2. Manage Your Own Expectation: It is hard to do this, but seriously, when we choose a wrong company to work for, it is our own fault isn’t it? So instead of going in with too high an expectation and coming out complaining, won’t it be wiser to go in hoping to contribute (instead of them benefitting you), and let them sweep you off your feet with great HR plans?
As I close, I just realized that I unknowingly had a major headfake doing this post: Either be a HR expert, or hire one if you want to run a company. While there will be people that come out unhappy about the company, only then would a successful balancing act help you attract and retain your best talents. Like Google.
Either be a HR expert, or hire one if you want to run a company.
Well said. HR is often under-appreciated. But it’s actually an extremely important function.
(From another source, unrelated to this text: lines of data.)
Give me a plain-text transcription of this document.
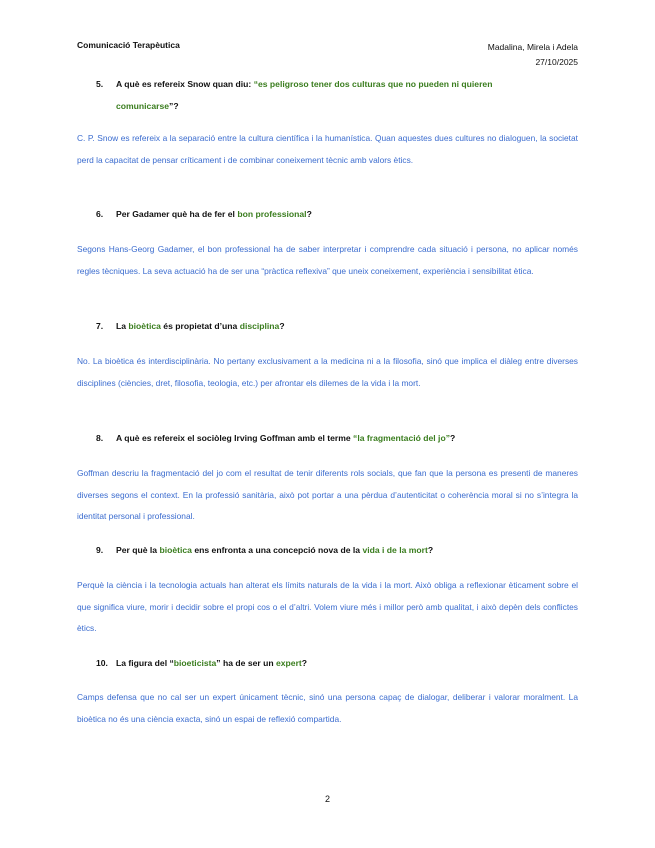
Comunicació Terapèutica	Madalina, Mirela i Adela
27/10/2025
5. A què es refereix Snow quan diu: “es peligroso tener dos culturas que no pueden ni quieren
comunicarse”?
C. P. Snow es refereix a la separació entre la cultura científica i la humanística. Quan aquestes dues cultures no dialoguen, la societat perd la capacitat de pensar críticament i de combinar coneixement tècnic amb valors ètics.
6. Per Gadamer què ha de fer el bon professional?
Segons Hans-Georg Gadamer, el bon professional ha de saber interpretar i comprendre cada situació i persona, no aplicar només regles tècniques. La seva actuació ha de ser una “pràctica reflexiva” que uneix coneixement, experiència i sensibilitat ètica.
7. La bioètica és propietat d’una disciplina?
No. La bioètica és interdisciplinària. No pertany exclusivament a la medicina ni a la filosofia, sinó que implica el diàleg entre diverses disciplines (ciències, dret, filosofia, teologia, etc.) per afrontar els dilemes de la vida i la mort.
8. A què es refereix el sociòleg Irving Goffman amb el terme “la fragmentació del jo”?
Goffman descriu la fragmentació del jo com el resultat de tenir diferents rols socials, que fan que la persona es presenti de maneres diverses segons el context. En la professió sanitària, això pot portar a una pèrdua d’autenticitat o coherència moral si no s’integra la identitat personal i professional.
9. Per què la bioètica ens enfronta a una concepció nova de la vida i de la mort?
Perquè la ciència i la tecnologia actuals han alterat els límits naturals de la vida i la mort. Això obliga a reflexionar èticament sobre el que significa viure, morir i decidir sobre el propi cos o el d’altri. Volem viure més i millor però amb qualitat, i això depèn dels conflictes ètics.
10. La figura del “bioeticista” ha de ser un expert?
Camps defensa que no cal ser un expert únicament tècnic, sinó una persona capaç de dialogar, deliberar i valorar moralment. La bioètica no és una ciència exacta, sinó un espai de reflexió compartida.
2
Read “Winning”, Jack Welch.
Google is a special company. It’s not so much the perks. Fact is that smart people like to work with smart people. So if you can start a virtuous cycle where lots of smart people work for you, you will get more and more smart people knocking on your doors.
Psychology is important: the smart ones really aren’t just looking for money ‘cos they know they can make money at 2 million other places. It’s stuff like learning and growth and doing cool stuff that attracts them.
Just a interesting note, I looked further down the comments section later, and realized that a Googler highlighted that the disgruntled ex-Googlers were mainly sales and recruitment personnel. Brings to mind the age old question of balancing the managing of programmers and sales people within the same company. Perhaps the Informance method of having the employees being all around the world (despite being a small start-up) is not a bad solution after all.
On your point: Set High Expectations, then Exceed Them.
Google has already set high expectations among employees and wannabe employees. How do you advice Google to exceed these expectations?
disgruntled ex-Googlers were mainly sales and recruitment personnel
There is another thing that you have to understand. Different companies have different cultures.
All animals are equal, but some animals are more equal than others.
What does this mean? In Google, the first class citizens are the engineers; in hospitals, the first class citizens are the doctors; in bankers, the first class citizens are (surprise, surprise) the bankers; in law firms, they are obviously the lawyers.
All the support stuff in these respective industries will only get sub-par remuneration and benefits and they will obviously never be happy. ;-P Such is life.
Hoey Lit>> Given the EXCELLENT food that we were served in Google, doesn’t that exceed expectations already?
On a more serious note, I guess it boils down to the experience. If you get to work with someone, be it a superior or a colleague that you could learn a lot from, or work on something that is out of the world, it would always exceed your expectation because expecting to experience these things is entirely different from the adrenaline rush going through it. As an analogy, seeing wolves in photographs is totally dwarfed by the thrill from seeing one with our very own eyes.
The question for Google (or any other company for that matter) I guess, is how to do the quality control on these experiences.